O comercial para TV de O Boticário vem causando frisson nos últimos dias (ou seriam “últimas horas”?). Quem já assistiu e sabe da celeuma que se instaurou, pode pular para o próximo parágrafo. O filme publicitário é editado intercalando cenas de homens e mulheres comprando presentes, se arrumando em casa etc., como se aguardassem alguém. A construção do roteiro cria a expectativa de que haverá encontro dos casais no Dia dos Namorados. E realmente há. Mas o plot twist se dá na hora que percebemos que dois dos três casais são homossexuais, um masculino e um feminino. A trilha sonora é o instrumental da canção de Lulu Santos “Toda Forma de Amor”, mas a assinatura da campanha, apesar de graficamente usar cores inspiradas nas do arco-íris, não aborda o tema, dizendo “Entregue-se à tentação de Egeo” — a linha de produtos que está sendo vendida.
A iniciativa é linda! Em um mundo repleto de preconceitos de todos os tipos, é uma benção (se é que os detentores do direito de uso desta palavra me permitem “blasfemá-la”). Só que, claro, diversos ditos defensores da moral, dos bons costumes e da instituição familiar brasileira estão resmungando. E, por causa disso, recebendo tais “denúncias”, o CONAR (órgão de autorregulamentação da propaganda no país) precisa avaliar a situação e julgar se o comercial deve ou não ser retirado do ar. Não acredito que farão uma besteira tão grande.
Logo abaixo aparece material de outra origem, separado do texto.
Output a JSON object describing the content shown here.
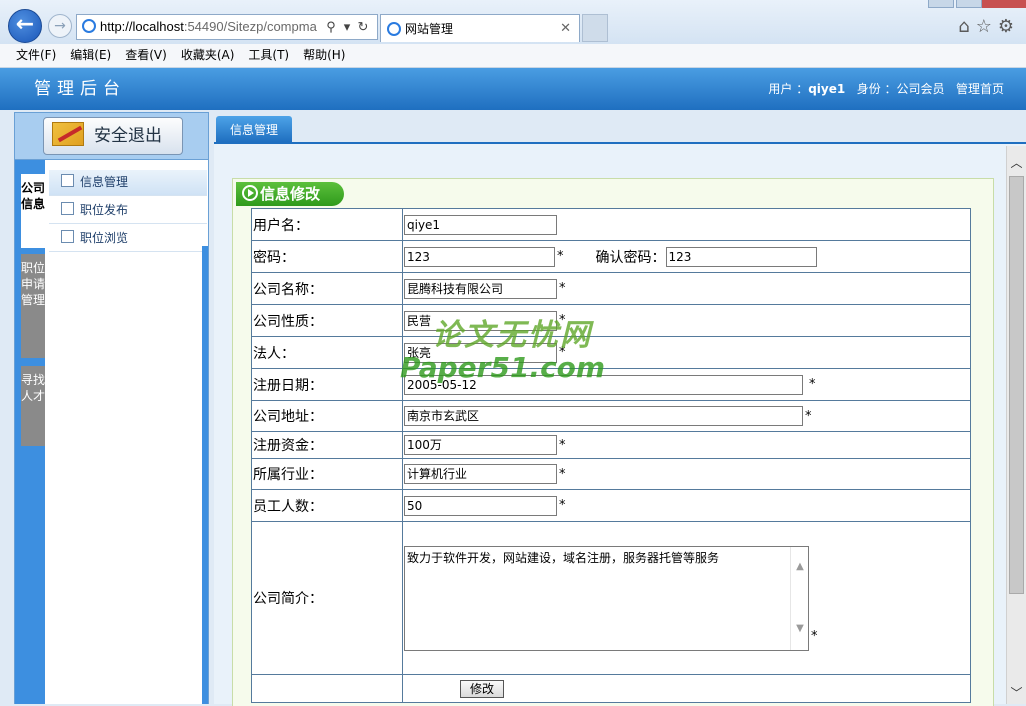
{
  "browser": {
    "url_host": "http://localhost",
    "url_rest": ":54490/Sitezp/compma",
    "tab_title": "网站管理",
    "tab_close": "✕",
    "menu": [
      "文件(F)",
      "编辑(E)",
      "查看(V)",
      "收藏夹(A)",
      "工具(T)",
      "帮助(H)"
    ]
  },
  "header": {
    "title": "管理后台",
    "user_label": "用户 ：",
    "user_name": "qiye1",
    "role_label": "身份 ：",
    "role": "公司会员",
    "home_link": "管理首页"
  },
  "sidebar": {
    "logout_label": "安全退出",
    "tabs": [
      "公司信息",
      "职位申请管理",
      "寻找人才"
    ],
    "items": [
      {
        "label": "信息管理",
        "icon": "checkbox-icon"
      },
      {
        "label": "职位发布",
        "icon": "pages-icon"
      },
      {
        "label": "职位浏览",
        "icon": "book-icon"
      }
    ]
  },
  "main": {
    "tab_label": "信息管理",
    "panel_title": "信息修改"
  },
  "form": {
    "username_label": "用户名：",
    "username": "qiye1",
    "password_label": "密码：",
    "password": "123",
    "confirm_label": "确认密码：",
    "confirm": "123",
    "company_name_label": "公司名称：",
    "company_name": "昆腾科技有限公司",
    "company_type_label": "公司性质：",
    "company_type": "民营",
    "legal_person_label": "法人：",
    "legal_person": "张亮",
    "reg_date_label": "注册日期：",
    "reg_date": "2005-05-12",
    "address_label": "公司地址：",
    "address": "南京市玄武区",
    "capital_label": "注册资金：",
    "capital": "100万",
    "industry_label": "所属行业：",
    "industry": "计算机行业",
    "employees_label": "员工人数：",
    "employees": "50",
    "intro_label": "公司简介：",
    "intro": "致力于软件开发，网站建设，域名注册，服务器托管等服务",
    "required_mark": "*",
    "submit_label": "修改"
  },
  "watermark": {
    "line1": "论文无忧网",
    "line2": "Paper51.com"
  }
}
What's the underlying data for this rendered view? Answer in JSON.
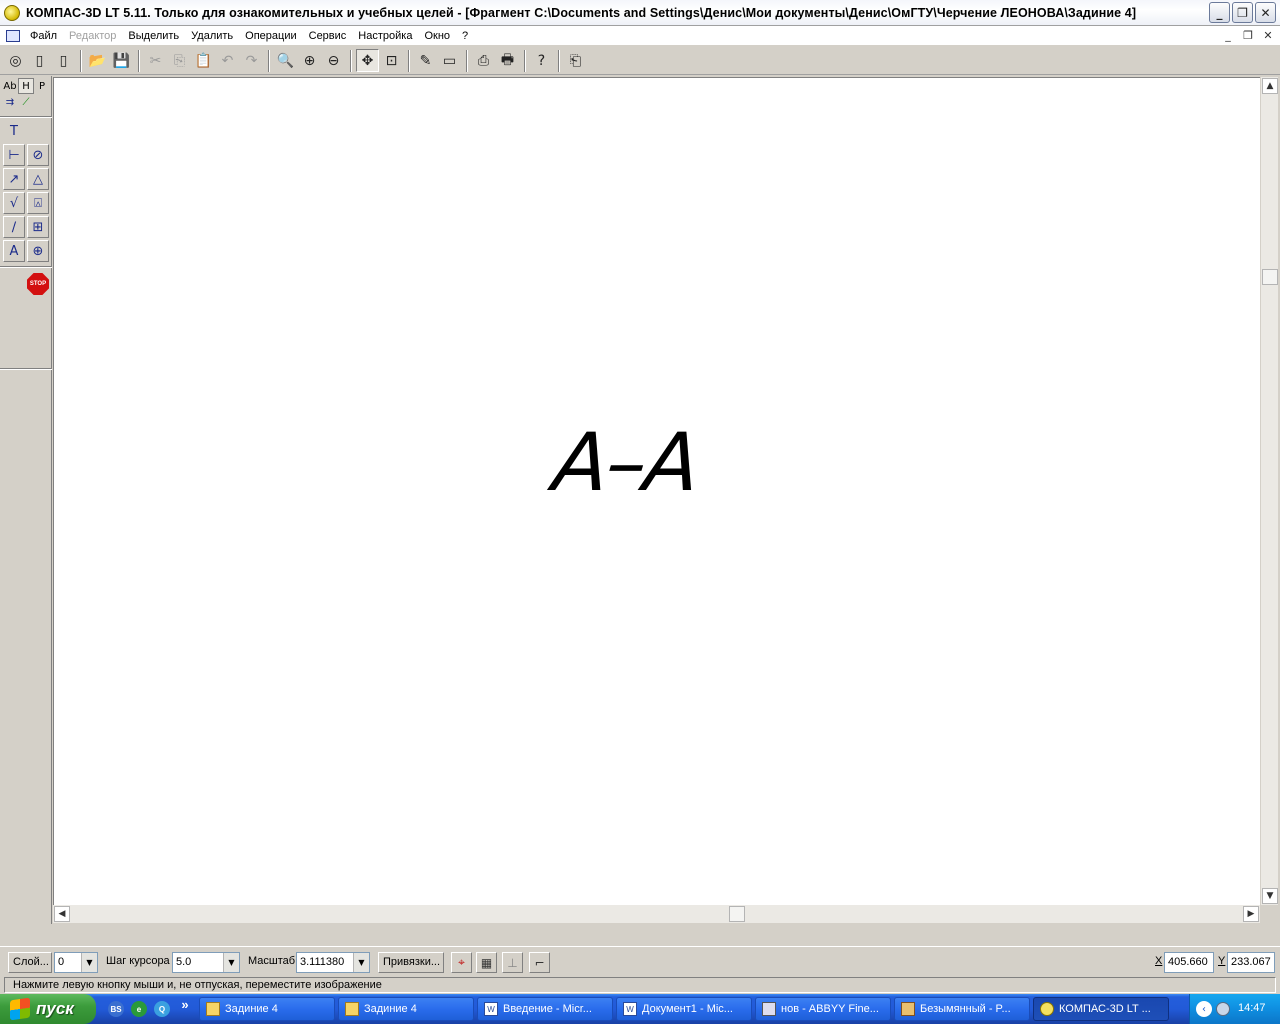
{
  "window": {
    "title": "КОМПАС-3D LT 5.11. Только для ознакомительных и учебных целей - [Фрагмент C:\\Documents and Settings\\Денис\\Мои документы\\Денис\\ОмГТУ\\Черчение ЛЕОНОВА\\Задиние 4]",
    "minimize": "_",
    "restore": "❐",
    "close": "✕"
  },
  "menu": {
    "items": [
      {
        "label": "Файл",
        "disabled": false
      },
      {
        "label": "Редактор",
        "disabled": true
      },
      {
        "label": "Выделить",
        "disabled": false
      },
      {
        "label": "Удалить",
        "disabled": false
      },
      {
        "label": "Операции",
        "disabled": false
      },
      {
        "label": "Сервис",
        "disabled": false
      },
      {
        "label": "Настройка",
        "disabled": false
      },
      {
        "label": "Окно",
        "disabled": false
      },
      {
        "label": "?",
        "disabled": false
      }
    ],
    "mdi_minimize": "_",
    "mdi_restore": "❐",
    "mdi_close": "✕"
  },
  "toolbar": {
    "icons": [
      "◎",
      "▯",
      "▯",
      "📂",
      "💾",
      "✂",
      "⎘",
      "📋",
      "↶",
      "↷",
      "🔍",
      "⊕",
      "⊖",
      "✥",
      "⊡",
      "✎",
      "▭",
      "⎙",
      "🖶",
      "?",
      "⎗"
    ]
  },
  "left_panel": {
    "tab_labels": [
      "Ab",
      "H",
      "P"
    ],
    "tool_icons": [
      "T",
      "⊢",
      "⊘",
      "↗",
      "△",
      "√",
      "⍓",
      "∕",
      "⊞",
      "A",
      "⊕"
    ],
    "stop_label": "STOP"
  },
  "drawing": {
    "text": "А–А"
  },
  "bottom_panel": {
    "layer_button": "Слой...",
    "layer_value": "0",
    "cursor_step_label": "Шаг курсора",
    "cursor_step_value": "5.0",
    "scale_label": "Масштаб",
    "scale_value": "3.111380",
    "snaps_button": "Привязки...",
    "x_label": "X",
    "x_value": "405.660",
    "y_label": "Y",
    "y_value": "233.067"
  },
  "status": {
    "text": "Нажмите левую кнопку мыши и, не отпуская, переместите изображение"
  },
  "taskbar": {
    "start_label": "пуск",
    "quick_launch": [
      "BS",
      "e",
      "Q"
    ],
    "overflow": "»",
    "tasks": [
      {
        "label": "Задиние 4",
        "active": false
      },
      {
        "label": "Задиние 4",
        "active": false
      },
      {
        "label": "Введение - Micr...",
        "active": false
      },
      {
        "label": "Документ1 - Mic...",
        "active": false
      },
      {
        "label": "нов - ABBYY Fine...",
        "active": false
      },
      {
        "label": "Безымянный - P...",
        "active": false
      },
      {
        "label": "КОМПАС-3D LT ...",
        "active": true
      }
    ],
    "tray_arrow": "‹",
    "time": "14:47"
  }
}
Devido ao sucesso duplo da campanha (por seu próprio brilho e pelo buzz que o embate está causando nas mídias sociais), algumas pessoas levantam a hipótese de tudo ter sido planejado. Como publicitário, já me passou pela cabeça, várias vezes, criar propositalmente uma crise falsa e estúpida (como esta) contra algum trabalho meu, justamente para promovê-lo ainda mais e fazer o cliente posar de bonzinho. Ele sairia ainda mais fortalecido e com reputação de benfeitor injustiçado. Mas nunca levei a cabo por questões éticas óbvias. Sendo assim, é impossível não pensar na hipótese para o caso atual. O que me dissuade de acreditar nisso, não é genialidade da ideia, pois se até eu a tive, não deve ser tão brilhante assim. O que a torna improvável é o cliente aprovar a conspiração.
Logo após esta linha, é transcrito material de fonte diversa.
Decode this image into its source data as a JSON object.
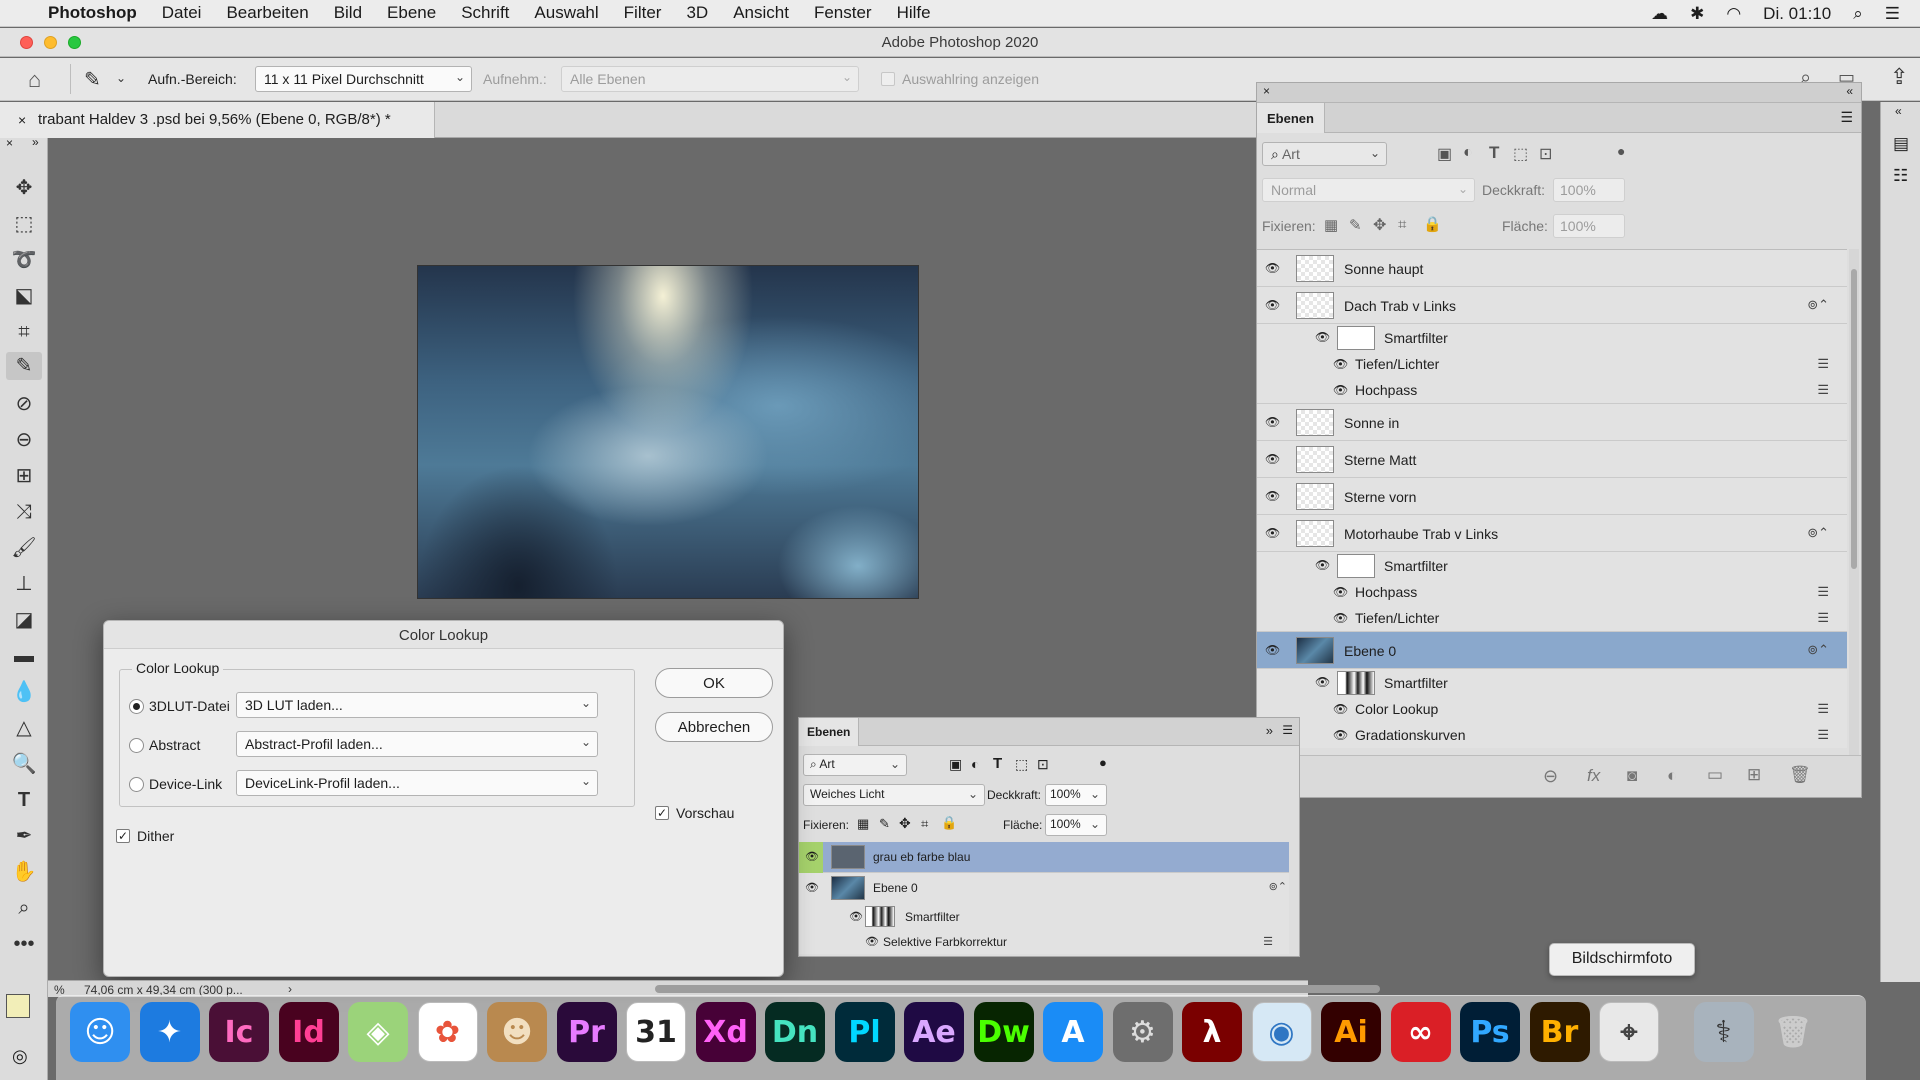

Só que as pessoas começam a conversar nas mídias sociais, a pensar (direito ou não) e chegam coletivamente à conclusão de que empresas que têm uma inciativa “corajosa” como essa devem ser valorizadas. Criam uma batalha entre a corrente retrógrada (que nem ousa se pronunciar no Facebook) e a superempresa que vai salvar o mundo do preconceito. E decidem que, mesmo sem gostar dos produtos da marca, consumi-los neste momento é uma forma de incentivo a tamanho ato exemplar de bravura. Artistas também começam a publicar seu apoio, como a foto postada no Instagram do ator Gregório Duvivier.
A campanha será exitosa. O Boticário venderá como nunca!
A partir de agora entra a parte o-que-tu-fumou? da minha abordagem, de onde pode sair, no máximo, um livro de ficção malsucedido. Outras empresas, surfarão na onda e darão representatividade cada vez maior às “minorias”. De repente essas “minorias” começarão a se sentir exploradas em excesso. Irão promover passeatas contra ao capitalismo selvagem que utiliza sua personalidade sem representá-las de fato. E todos sabem o que acontece quando há superexposição de algo, né? Deixa de ser cool e quem vale-se desse apelo sem legitimidade começa a ser mal visto, é repudiado no social media e tudo vira, de novo, o que era antes. Voltam a usar cachorrinhos e crianças na propaganda. Isso, sim, vai vender sempre.